If Tommy could talk, you’d have to think he would have dropped a “Do you know who I am?!”

Photo Credit: Vintage Everyday

By 1949, Tommy had already surpassed the Eastern gray squirrel’s average life expectancy of six years. He was not long for this Earth. On June 25th, 1949, during a trip to the Grand Canyon, Tommy passed away. Grand Canyon superintendent Harold Bryant wrote in his monthly report that Tommy had died of a heart attack brought on by old age.

The most famous squirrel in the world was gone, but his story wasn’t quite over yet.

Photo Credit: Vintage Everyday

Tommy’s body was sent to Denver, Colorado, where he was taxidermied by the Jonas Brothers–not the teen pop idols, but a family of taxidermists that are still in business today. “[Tommy] was mounted with his arms out so you could pull the clothes over him,” said Jack Jonas, who was in high school at the time.

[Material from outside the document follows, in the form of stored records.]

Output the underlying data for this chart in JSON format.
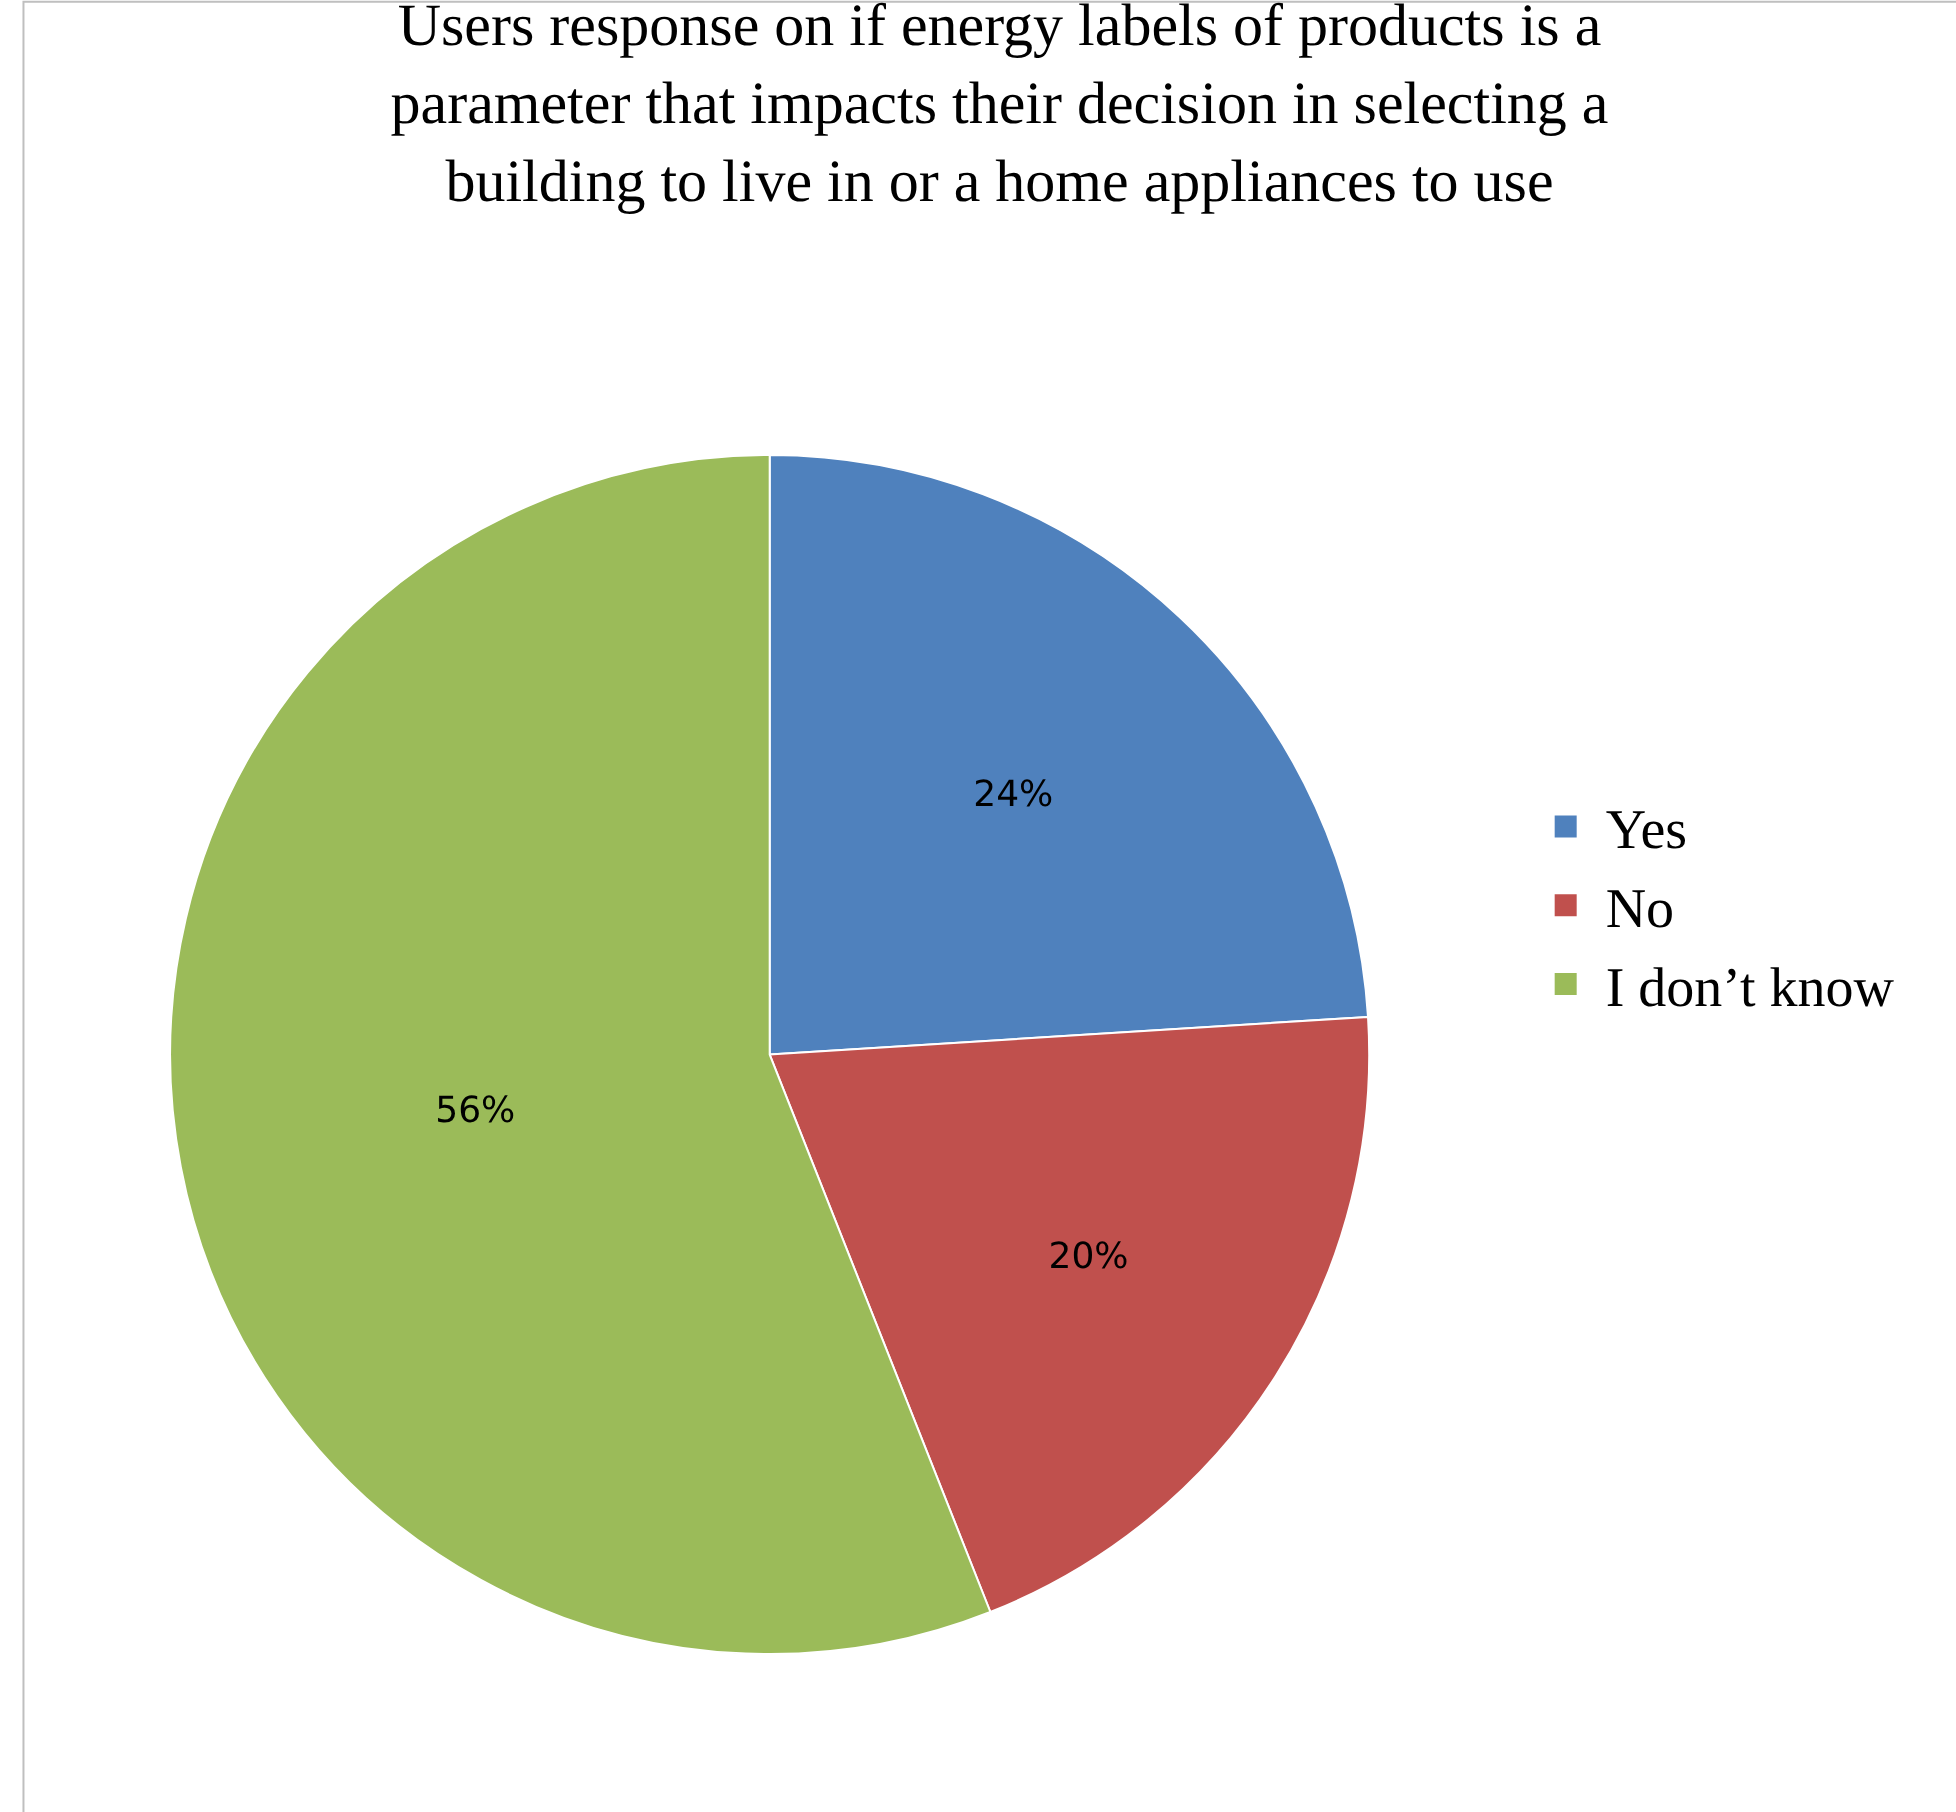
{
  "chart_data": {
    "type": "pie",
    "title": "Users response on if energy labels of products is a parameter that impacts their decision in selecting a building to live in or a home appliances to use",
    "categories": [
      "Yes",
      "No",
      "I don’t know"
    ],
    "values": [
      24,
      20,
      56
    ],
    "colors": [
      "#4f81bd",
      "#c0504d",
      "#9bbb59"
    ],
    "value_labels": [
      "24%",
      "20%",
      "56%"
    ],
    "legend": "right"
  }
}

The Bullises planned to donate Tommy’s remains to a museum, but that didn’t happen. Eventually, the stuffed Tommy ended up in the possession of Maryland woman Elaine Le Martine, who’s apparently Zaidee’s great-niece. When Elaine passed away in 2005, she bequeathed Tommy to the Smithsonian Institution in D.C. They declined.

Photo Credit: Vintage Everyday

Tommy remained in Elaine’s lawyer’s possession until 2012, when a Washington Post reporter brought attention to the story. The Smithsonian finally accepted Tommy’s body, and he’s now located at the Archives Center of the Smithsonian Museum of American History. Along with his body, the collection includes many letter from Tommy’s fans and well-wishers.

RIP, Tommy. You are gone but not forgotten. If there’s a squirrel heaven, I hope you’re up there chowing down on acorns while wearing a fashionable, tiny taffeta gown.